MACED is a nonprofit organization focused on developing economic opportunity in Central Appalachia. It periodically issues policy studies, and with an affiliate, it makes several million dollars in small-business loans.

In its latest study, MACED determined that coal delivered $527 million to the state in 2006, mostly through coal severance, corporate income, sales and vehicle taxes, plus taxes on 17,903 people employed in mining and 52,429 people in jobs that depend on mining.

The same year, MACED said, the coal industry cost the state $642 million.

This includes $239 million for frequent repairs to about 3,800 miles in the coal-haul road system, where trucks weighing up to 120,000 pounds crush the pavement as they carry coal from mines to tipples, trains, barges and power plants. Companies purchase state decals for the right to run coal trucks overweight, but that revenue offsets very little of the cost of road repairs.

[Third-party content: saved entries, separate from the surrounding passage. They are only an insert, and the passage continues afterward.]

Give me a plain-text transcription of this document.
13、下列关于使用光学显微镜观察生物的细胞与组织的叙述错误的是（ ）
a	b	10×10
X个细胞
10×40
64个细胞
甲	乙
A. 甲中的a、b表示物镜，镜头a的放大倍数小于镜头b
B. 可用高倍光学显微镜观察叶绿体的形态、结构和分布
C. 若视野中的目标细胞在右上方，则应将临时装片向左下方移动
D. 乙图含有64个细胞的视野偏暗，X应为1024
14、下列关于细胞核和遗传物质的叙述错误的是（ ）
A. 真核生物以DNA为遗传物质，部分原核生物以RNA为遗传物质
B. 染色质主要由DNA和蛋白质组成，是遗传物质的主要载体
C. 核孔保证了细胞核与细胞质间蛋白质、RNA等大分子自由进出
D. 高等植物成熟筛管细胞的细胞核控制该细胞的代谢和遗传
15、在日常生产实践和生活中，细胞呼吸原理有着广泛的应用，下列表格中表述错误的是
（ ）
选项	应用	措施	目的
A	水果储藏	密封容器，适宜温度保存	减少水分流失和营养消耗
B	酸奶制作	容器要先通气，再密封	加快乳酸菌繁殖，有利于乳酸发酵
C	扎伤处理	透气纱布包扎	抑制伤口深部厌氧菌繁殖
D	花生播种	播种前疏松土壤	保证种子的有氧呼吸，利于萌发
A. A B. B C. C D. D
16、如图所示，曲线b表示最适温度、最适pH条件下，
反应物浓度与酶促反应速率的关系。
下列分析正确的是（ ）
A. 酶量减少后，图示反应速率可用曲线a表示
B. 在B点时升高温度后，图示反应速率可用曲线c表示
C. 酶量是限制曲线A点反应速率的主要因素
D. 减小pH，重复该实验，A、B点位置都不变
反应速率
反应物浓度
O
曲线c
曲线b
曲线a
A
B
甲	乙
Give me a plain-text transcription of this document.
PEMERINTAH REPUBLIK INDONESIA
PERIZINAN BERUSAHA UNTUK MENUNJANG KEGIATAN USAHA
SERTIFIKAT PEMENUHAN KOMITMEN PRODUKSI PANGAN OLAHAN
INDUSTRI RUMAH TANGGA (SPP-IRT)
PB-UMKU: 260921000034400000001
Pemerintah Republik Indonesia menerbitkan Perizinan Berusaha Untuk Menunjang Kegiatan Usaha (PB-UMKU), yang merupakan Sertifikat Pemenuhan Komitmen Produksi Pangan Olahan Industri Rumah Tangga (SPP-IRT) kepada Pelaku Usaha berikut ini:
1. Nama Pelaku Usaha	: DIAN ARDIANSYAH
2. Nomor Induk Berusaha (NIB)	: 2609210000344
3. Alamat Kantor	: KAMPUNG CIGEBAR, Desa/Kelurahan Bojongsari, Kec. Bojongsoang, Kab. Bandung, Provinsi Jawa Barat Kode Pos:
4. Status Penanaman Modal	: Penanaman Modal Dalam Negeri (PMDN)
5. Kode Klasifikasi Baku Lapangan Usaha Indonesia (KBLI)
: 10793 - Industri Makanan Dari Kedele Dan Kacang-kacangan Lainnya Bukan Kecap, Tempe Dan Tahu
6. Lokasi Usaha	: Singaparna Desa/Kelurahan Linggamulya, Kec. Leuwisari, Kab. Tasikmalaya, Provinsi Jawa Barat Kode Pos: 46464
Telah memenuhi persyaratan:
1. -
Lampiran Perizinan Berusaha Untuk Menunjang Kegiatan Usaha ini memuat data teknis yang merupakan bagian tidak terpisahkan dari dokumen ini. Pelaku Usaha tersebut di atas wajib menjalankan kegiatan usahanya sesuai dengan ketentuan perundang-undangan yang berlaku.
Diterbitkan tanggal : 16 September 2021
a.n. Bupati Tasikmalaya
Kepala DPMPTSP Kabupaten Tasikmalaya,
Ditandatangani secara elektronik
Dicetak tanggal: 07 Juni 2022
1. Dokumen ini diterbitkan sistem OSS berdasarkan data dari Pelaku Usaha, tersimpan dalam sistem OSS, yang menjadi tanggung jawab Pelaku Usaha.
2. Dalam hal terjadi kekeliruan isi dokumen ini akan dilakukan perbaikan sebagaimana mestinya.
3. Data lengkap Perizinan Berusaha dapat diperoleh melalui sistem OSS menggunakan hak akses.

Unknown to most taxpayers, MACED said, the state also gives the coal industry a variety of tax breaks, subsidizes the regulatory agencies that deal with its impact and even pays for pro-coal materials through a "coal education program" aimed at schoolchildren.

The severance taxes and mine permit fees the industry pays Frankfort to cover its costs have not increased in about 30 years. Of top coal-producing states, Kentucky gets the least from severance taxes — 2.9 percent of its tax income, compared with 7.1 percent for neighboring West Virginia.